In the first months of my postdoc project, I have been entering information on dated Coptic texts in the Lived Time database, including deeds, tax receipts, letters and inscriptions. Sofie had already imported sources available at the papyrological platform Trismegistos.org, and I expanded the corpus with texts from less easily accessible publications or recent editions. Databases are wonderful tools for organising different kinds of information that are difficult to present in a clear overview in any other way. Normally, they can only display the data that has been entered, but what I appreciate about our database most is that it adds the day of the week, which offers the possibility of examining the working week of well-attested persons.
Such a study can only be successful, if the dates in the database are correct, and dating Coptic texts is a challenge: many documents, such as tax receipts, are not precisely dated, but refer to an indiction year (in a 15-year cycle which was used for taxation purposes), resulting in two or more options, e.g. 715 and 730 AD. Fortunately, researchers can propose specific dates by arranging such texts in a relative order on the basis of the persons involved, some of whom are also known from precisely dated deeds. In recent years, colleagues in Coptic papyrology checked and, where necessary, corrected many of the tax receipts published decades ago. As a result, it is possible to reconstruct to a certain degree the administrative apparatus of the town of Jeme, west of modern Luxor, from the 6th to the 8th centuries AD.

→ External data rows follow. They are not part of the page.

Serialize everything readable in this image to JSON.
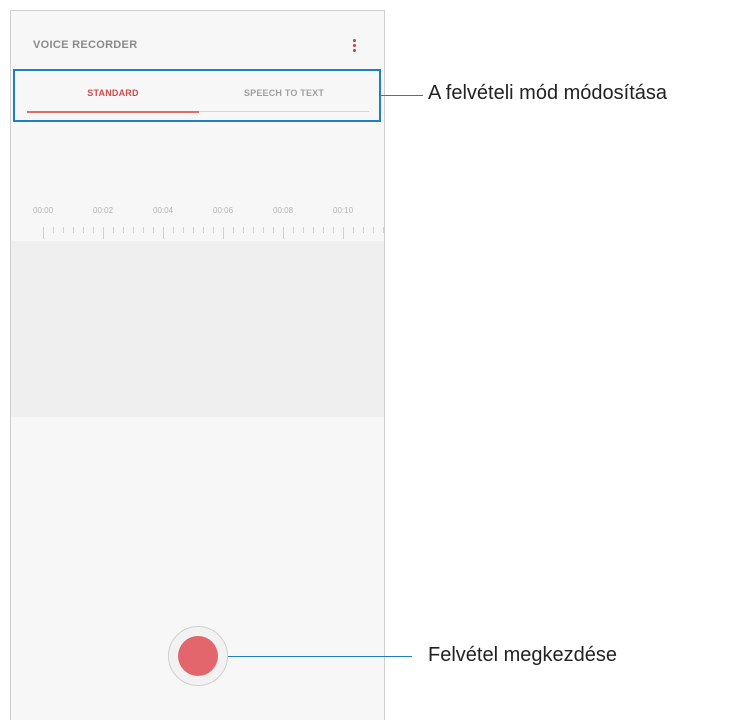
{
  "app": {
    "title": "VOICE RECORDER",
    "more_icon": "more-vertical-icon"
  },
  "tabs": [
    {
      "label": "STANDARD",
      "active": true
    },
    {
      "label": "SPEECH TO TEXT",
      "active": false
    }
  ],
  "timeline": {
    "labels": [
      "00:00",
      "00:02",
      "00:04",
      "00:06",
      "00:08",
      "00:10"
    ]
  },
  "record_button": {
    "icon": "record-icon",
    "color": "#e2666b"
  },
  "annotations": {
    "recording_mode": "A felvételi mód módosítása",
    "start_recording": "Felvétel megkezdése",
    "color": "#1f7fc2"
  }
}
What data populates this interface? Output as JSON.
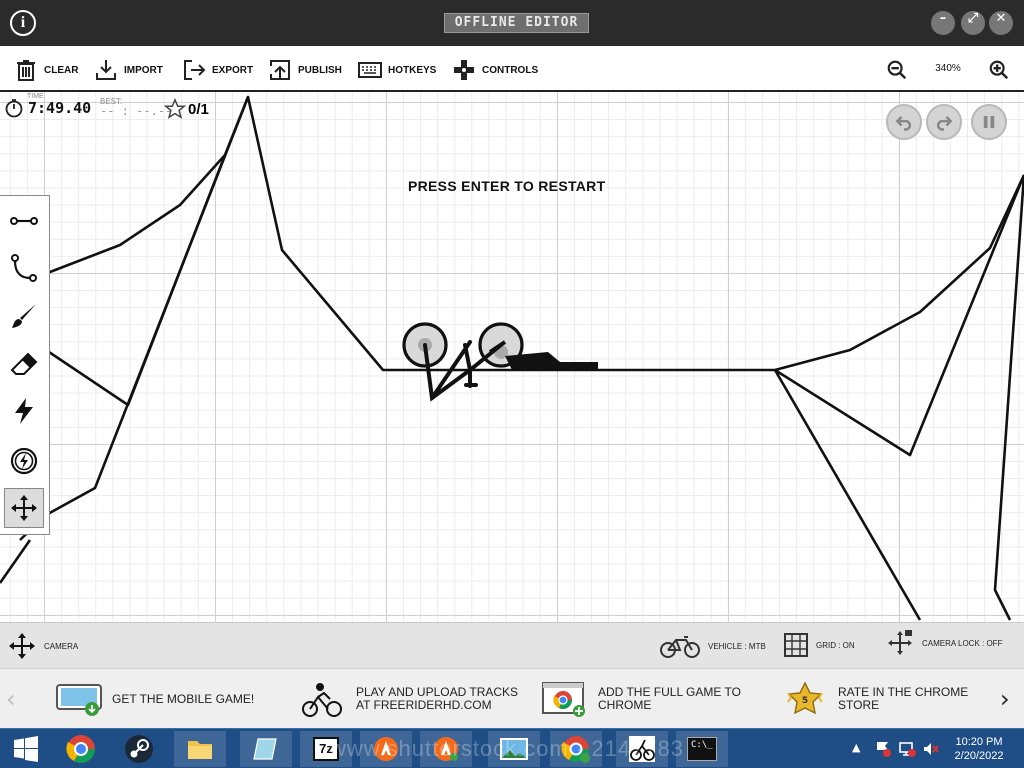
{
  "window": {
    "title": "OFFLINE EDITOR",
    "info_glyph": "i",
    "controls": [
      "minimize-icon",
      "maximize-icon",
      "close-icon"
    ]
  },
  "toolbar": {
    "items": [
      {
        "label": "CLEAR",
        "icon": "trash-icon"
      },
      {
        "label": "IMPORT",
        "icon": "import-icon"
      },
      {
        "label": "EXPORT",
        "icon": "export-icon"
      },
      {
        "label": "PUBLISH",
        "icon": "publish-icon"
      },
      {
        "label": "HOTKEYS",
        "icon": "keyboard-icon"
      },
      {
        "label": "CONTROLS",
        "icon": "dpad-icon"
      }
    ],
    "zoom": "340%"
  },
  "hud": {
    "time_label": "TIME",
    "time": "7:49.40",
    "best_label": "BEST:",
    "best": "-- : --.--",
    "stars": "0/1"
  },
  "message": "PRESS ENTER TO RESTART",
  "tools": [
    "line-tool-icon",
    "curve-tool-icon",
    "brush-tool-icon",
    "eraser-tool-icon",
    "boost-tool-icon",
    "powerup-tool-icon",
    "camera-tool-icon"
  ],
  "status": {
    "camera": "CAMERA",
    "vehicle": "VEHICLE : MTB",
    "grid": "GRID : ON",
    "camera_lock": "CAMERA LOCK : OFF"
  },
  "promos": [
    {
      "line1": "GET THE MOBILE GAME!",
      "line2": ""
    },
    {
      "line1": "PLAY AND UPLOAD TRACKS",
      "line2": "AT FREERIDERHD.COM"
    },
    {
      "line1": "ADD THE FULL GAME TO",
      "line2": "CHROME"
    },
    {
      "line1": "RATE IN THE CHROME",
      "line2": "STORE",
      "badge": "5"
    }
  ],
  "taskbar": {
    "apps": [
      "windows-start-icon",
      "chrome-icon",
      "steam-icon",
      "file-explorer-icon",
      "notepad-icon",
      "7zip-icon",
      "avast-icon",
      "avast-icon",
      "photos-icon",
      "chrome-app-icon",
      "free-rider-icon",
      "command-prompt-icon"
    ],
    "sevenzip_label": "7z",
    "cmd_label": "C:\\_",
    "time": "10:20 PM",
    "date": "2/20/2022"
  },
  "watermark": "www.shutterstock.com · 2147783"
}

Sometimes, I need to correct the precise date given in older editions. About twenty years ago, colleagues became aware that the indiction year started four months earlier in Upper Egypt than was previously assumed: not on the first day of the Egyptian calendar (August 29), but around the first of May. Consequently, texts dated to May–August turn out to be a year older, and to have been written on a different weekday. In the case of single documents the difference is trivial, but when reconstructing the administrative network in Jeme and its development under Islamic rule, it is crucial that the dates are calculated correctly.
The tax receipts published so far were issued by village headmen in the period 710-730. Many of them refer to the poll tax, which non-Muslim (Christian) men had to pay to the Umayyad authorities. The scribes known by name included Psate, son of Pisrael (ca. 713-726), Psan, son of Basilios (717-719), Anastasios (719), Ktistes (726), Johannes, son of Lazaros (726-727), Kyriakos, son of Petros (727), and Aristophanes, son of Johannes (727-730). By exporting the dates of their receipts from the database to Excel, we can create tables that show to what extent their tenures overlapped (Table 1) and in which months, or on which weekdays, they were most active (Table 2).
Table 1 suggests that the tax administration intensified: Psate’s activity is spread over fourteen years, but he wrote most receipts during the winter (December–March) and harvest (April–July); Aristophanes was active for four years, but wrote more receipts, almost as much during the inundation (August–November) as during the harvest. Other scribes worked for increasingly shorter periods, ranging from two years according to the Julian calendar, but only during part of the year (Psan and Joannes), to a month (Ktistes, but his dossier is likely to be incomplete).
Table 2 seems to confirm the impression that tax-related scribal activity increased in Aristophanes’ days: whereas his earlier colleagues were most active during particular months and on specific weekdays, but hardly on Sunday (the Christian day of rest), Aristophanes was called upon during most of the year and every day of the week, including Sunday, which happened quite frequently. Friday, the day on which Muslims gather for prayer in the afternoon, appears to have been a fairly quiet day for most scribes. It would be interesting to know to what extent office days for Muslim officials influenced the workweek of the Christian scribes at Jeme, and whether they could choose their workdays.
Further research is necessary to explain these patterns. My analysis of scribal activity could be refined by adding more tax receipts, written by the above-mentioned scribes or less well-known ones, and the same method can be applied to the village authorities and tax collectors who issued and checked the receipts. Still, even in this very preliminary stage, it demonstrates the value of the database for reconstructing the administrative apparatus of Jeme, which in turn can lead to a more thorough study of the history of one of the best recorded towns in Egypt in the early Islamic period.